BEEDIE (KEEFER STREET) HOLDINGS LTD. v. VANCOUVER (CITY), 2020 BCSC 1441

The fundamental nature of judicial review by the court is one of review as to the legality, reasonableness and fairness of the administrative process and its outcomes.

Beedie (petitioner) owned a development property at 105 Keefer Street and 544 Columbia Street in Vancouver (the Property), located in the Chinatown neighbourhood. In early-mid June 2017, the City denied Beedie’s application to rezone the Property. After the denial of the Rezoning Application, the petitioner submitted an application for a development permit for the Property (the “DP Application”). The property in aid location is regulated under the City’s HA-1A District Schedule (the “Schedule”) and the Chinatown HA-1A District Guidelines (the “Guidelines”). The Petitioner submitted the final DP Application in July, 2017 to City Staff for reviewing under the bylaws, policies and guidelines of the city. The Urban Design Panel, reviewed the DP application and supported it by imposing certain conditions. In September, 2017 DP Board held a public meeting to receive public comment on the DP application which was the mixed comments of support and oppose. The property’s location required the DP application to be reviewed by Chinatown Historic Area Planning Committee (“CHAPC”) which opposed the same and it was this long procedure that the review by the Development Permit Staff Committee (the “DP Committee”) was made.

The DP Committee approved the application. However, the DP Board held a second meeting for review with four members. In this meeting Ms. Molaro provided Mr. Kelley with ‘Con position’ of the application, on the areas where the DP Board had discretion to depart from the DP Committee’s recommendation.
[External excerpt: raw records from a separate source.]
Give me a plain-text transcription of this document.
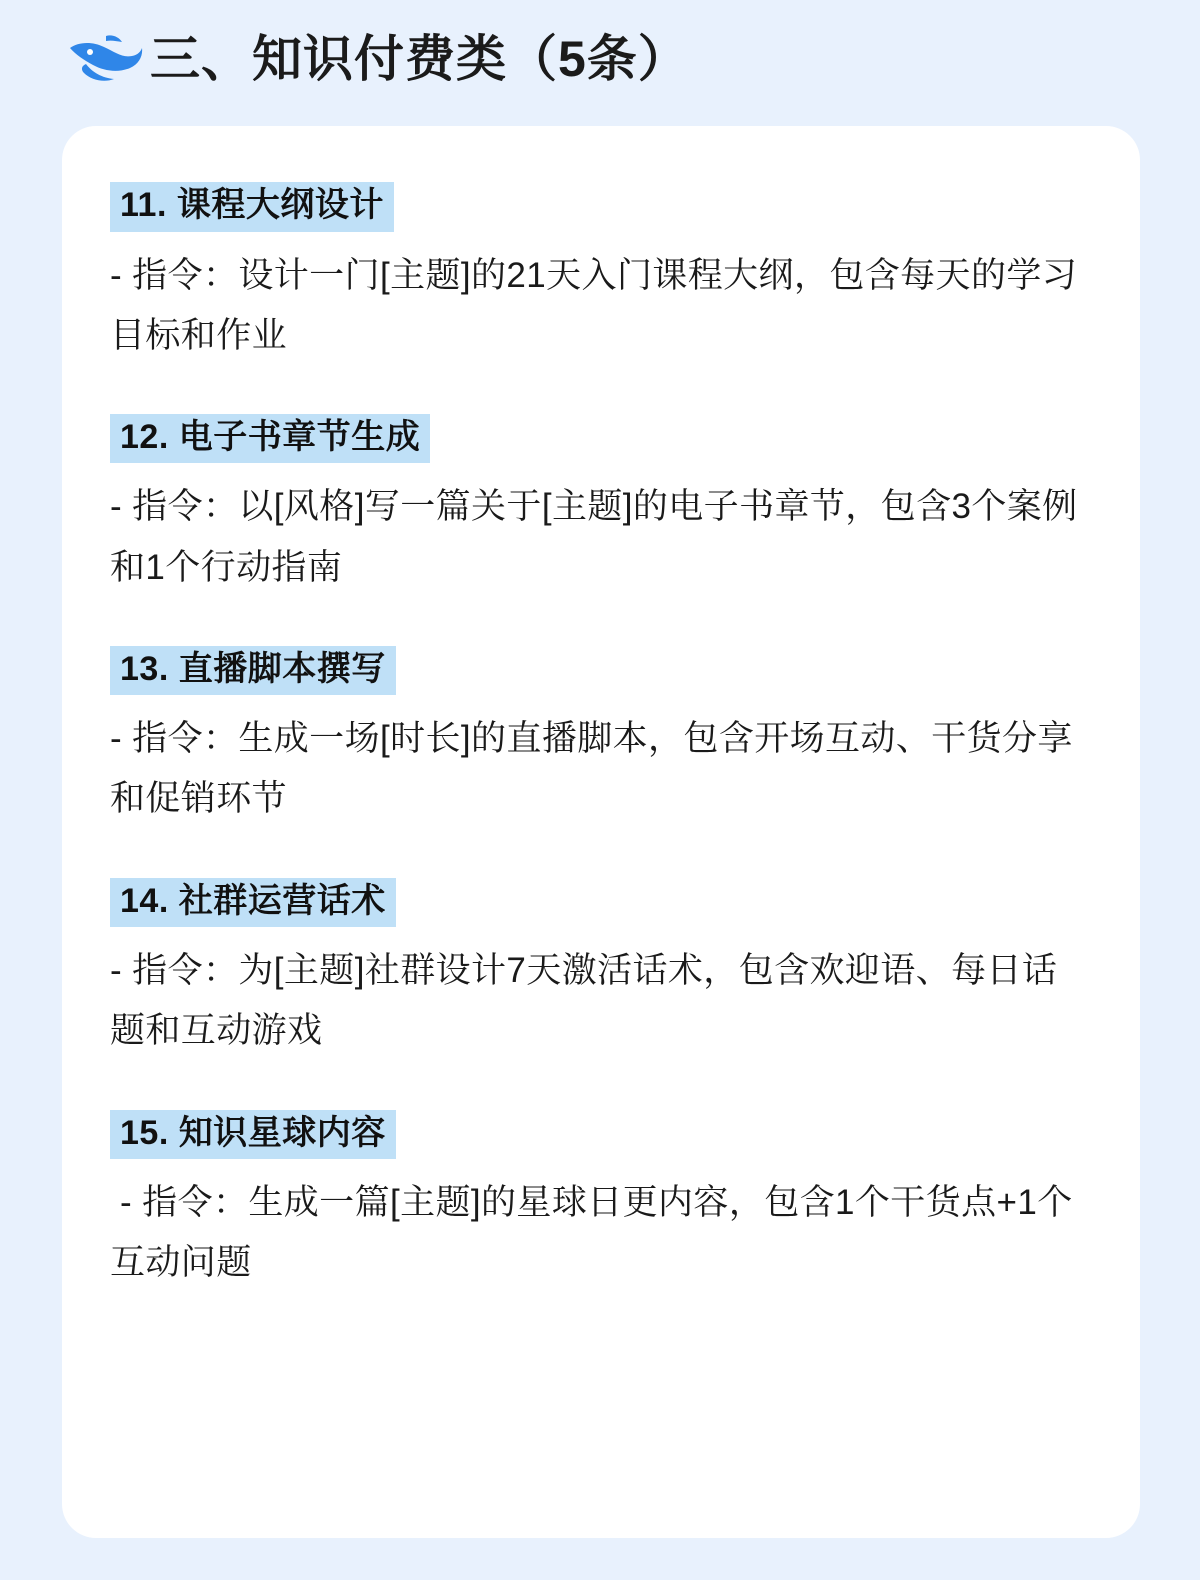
三、知识付费类（5条）
11. 课程大纲设计
- 指令：设计一门[主题]的21天入门课程大纲，包含每天的学习目标和作业
12. 电子书章节生成
- 指令：以[风格]写一篇关于[主题]的电子书章节，包含3个案例和1个行动指南
13. 直播脚本撰写
- 指令：生成一场[时长]的直播脚本，包含开场互动、干货分享和促销环节
14. 社群运营话术
- 指令：为[主题]社群设计7天激活话术，包含欢迎语、每日话题和互动游戏
15. 知识星球内容
- 指令：生成一篇[主题]的星球日更内容，包含1个干货点+1个互动问题
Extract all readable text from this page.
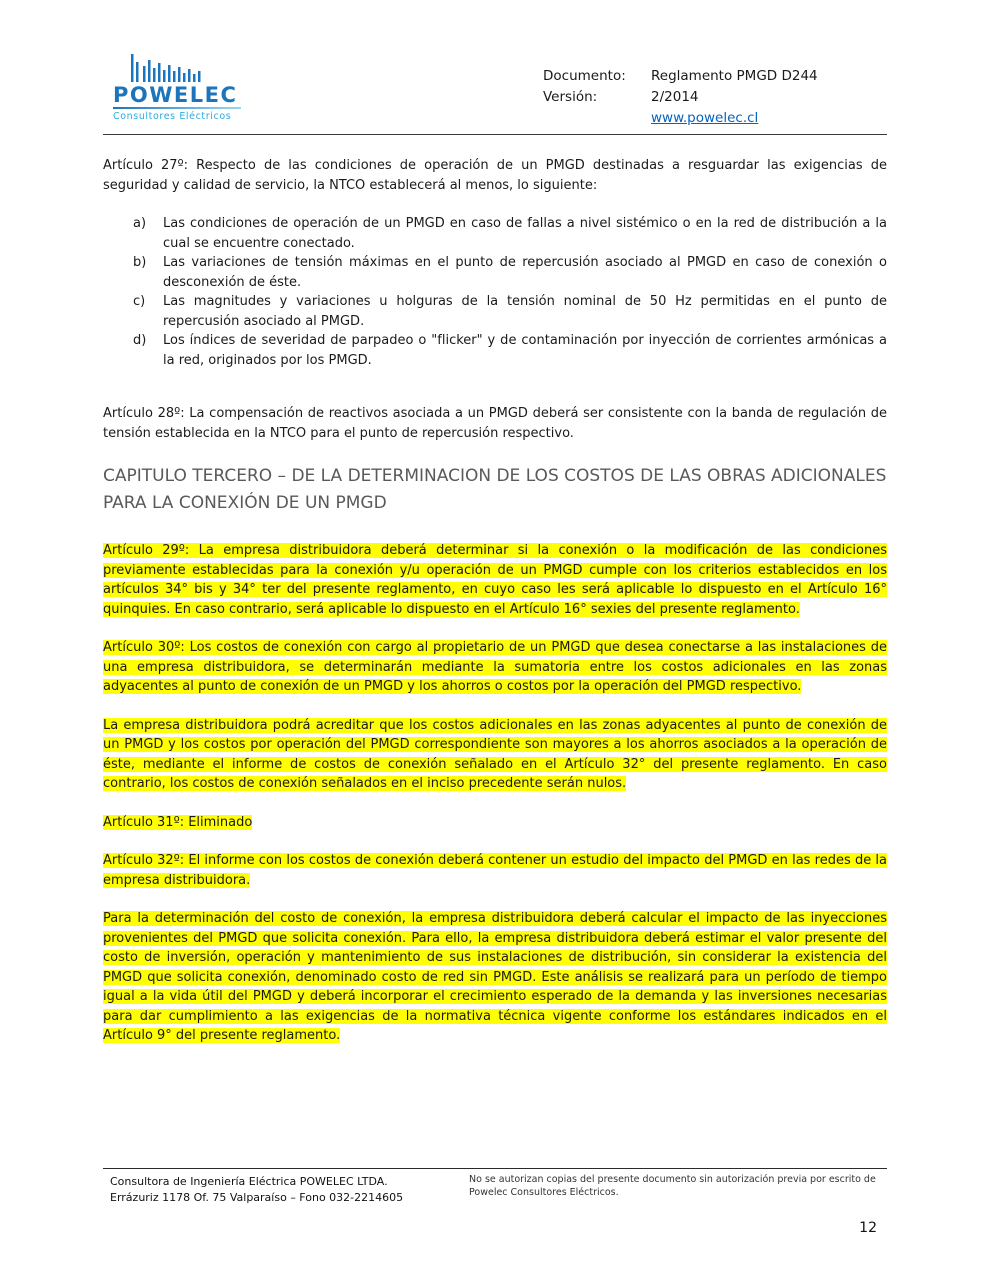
POWELEC
Consultores Eléctricos
Documento:	Reglamento PMGD D244
Versión:	2/2014
www.powelec.cl

Artículo 27º: Respecto de las condiciones de operación de un PMGD destinadas a resguardar las exigencias de seguridad y calidad de servicio, la NTCO establecerá al menos, lo siguiente:

a)	Las condiciones de operación de un PMGD en caso de fallas a nivel sistémico o en la red de distribución a la cual se encuentre conectado.
b)	Las variaciones de tensión máximas en el punto de repercusión asociado al PMGD en caso de conexión o desconexión de éste.
c)	Las magnitudes y variaciones u holguras de la tensión nominal de 50 Hz permitidas en el punto de repercusión asociado al PMGD.
d)	Los índices de severidad de parpadeo o "flicker" y de contaminación por inyección de corrientes armónicas a la red, originados por los PMGD.

Artículo 28º: La compensación de reactivos asociada a un PMGD deberá ser consistente con la banda de regulación de tensión establecida en la NTCO para el punto de repercusión respectivo.

CAPITULO TERCERO – DE LA DETERMINACION DE LOS COSTOS DE LAS OBRAS ADICIONALES PARA LA CONEXIÓN DE UN PMGD

Artículo 29º: La empresa distribuidora deberá determinar si la conexión o la modificación de las condiciones previamente establecidas para la conexión y/u operación de un PMGD cumple con los criterios establecidos en los artículos 34° bis y 34° ter del presente reglamento, en cuyo caso les será aplicable lo dispuesto en el Artículo 16° quinquies. En caso contrario, será aplicable lo dispuesto en el Artículo 16° sexies del presente reglamento.

Artículo 30º: Los costos de conexión con cargo al propietario de un PMGD que desea conectarse a las instalaciones de una empresa distribuidora, se determinarán mediante la sumatoria entre los costos adicionales en las zonas adyacentes al punto de conexión de un PMGD y los ahorros o costos por la operación del PMGD respectivo.

La empresa distribuidora podrá acreditar que los costos adicionales en las zonas adyacentes al punto de conexión de un PMGD y los costos por operación del PMGD correspondiente son mayores a los ahorros asociados a la operación de éste, mediante el informe de costos de conexión señalado en el Artículo 32° del presente reglamento. En caso contrario, los costos de conexión señalados en el inciso precedente serán nulos.

Artículo 31º: Eliminado

Artículo 32º: El informe con los costos de conexión deberá contener un estudio del impacto del PMGD en las redes de la empresa distribuidora.

Para la determinación del costo de conexión, la empresa distribuidora deberá calcular el impacto de las inyecciones provenientes del PMGD que solicita conexión. Para ello, la empresa distribuidora deberá estimar el valor presente del costo de inversión, operación y mantenimiento de sus instalaciones de distribución, sin considerar la existencia del PMGD que solicita conexión, denominado costo de red sin PMGD. Este análisis se realizará para un período de tiempo igual a la vida útil del PMGD y deberá incorporar el crecimiento esperado de la demanda y las inversiones necesarias para dar cumplimiento a las exigencias de la normativa técnica vigente conforme los estándares indicados en el Artículo 9° del presente reglamento.

Consultora de Ingeniería Eléctrica POWELEC LTDA.
Errázuriz 1178 Of. 75 Valparaíso – Fono 032-2214605
No se autorizan copias del presente documento sin autorización previa por escrito de Powelec Consultores Eléctricos.
12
The DP Board held third public meeting to consider DP Application, the vote to refuse the application was supported by three members while the chair of DP Board did not vote on the Application. The reasons included by the board to refuse DP Application was, non-compliance with the Zoning By-Law and with “Policies and Guidelines that affect the site” and that the City had received objections from neighbouring property owners. Beedie filed an appeal of the DP Board’s decision to the Board of Variance but due to lack of jurisdiction the appeal was declined. Now the current application is for judicial review proceeding in which the petitioner alleged that bona fide triable issues exist between the parties. The Beedie’s issues categorized are challenging the reasonableness of the DP refusal; raising issues of procedural fairness and, alleged lack of good faith.

The Court observed for ‘challenging the reasonableness of the DP refusal’ that, it is nothing more than speculation rather the arguments do not rise to a sufficient level to rebut the presumption of regularity and the principle of deliberative secrecy, which will be sufficient to allow discovery on this issue, within the trial process. Further, for the issue of ‘procedural unfairness’, the court relied on the Canada (Minister of Citizenship and Immigration) v. Vavilov, 2019 SCC 65, and stated that there are no procedural fairness issues that raise bona fide triable issues in this judicial review. In the next issue of ‘bad faith’, the court relied on the discussion made in G.S.R. Capital Group Inc. v. The City of White Rock, 2020 BCSC 489, where the allegations of illegality and bad faith were considered. The Court, however, found no sufficient evidence to support the bad faith. The Supreme Court of British Columbia thus held that the petitioner had failed to convince that bona fide triable issues existed in the case, therefore, the application had been dismissed.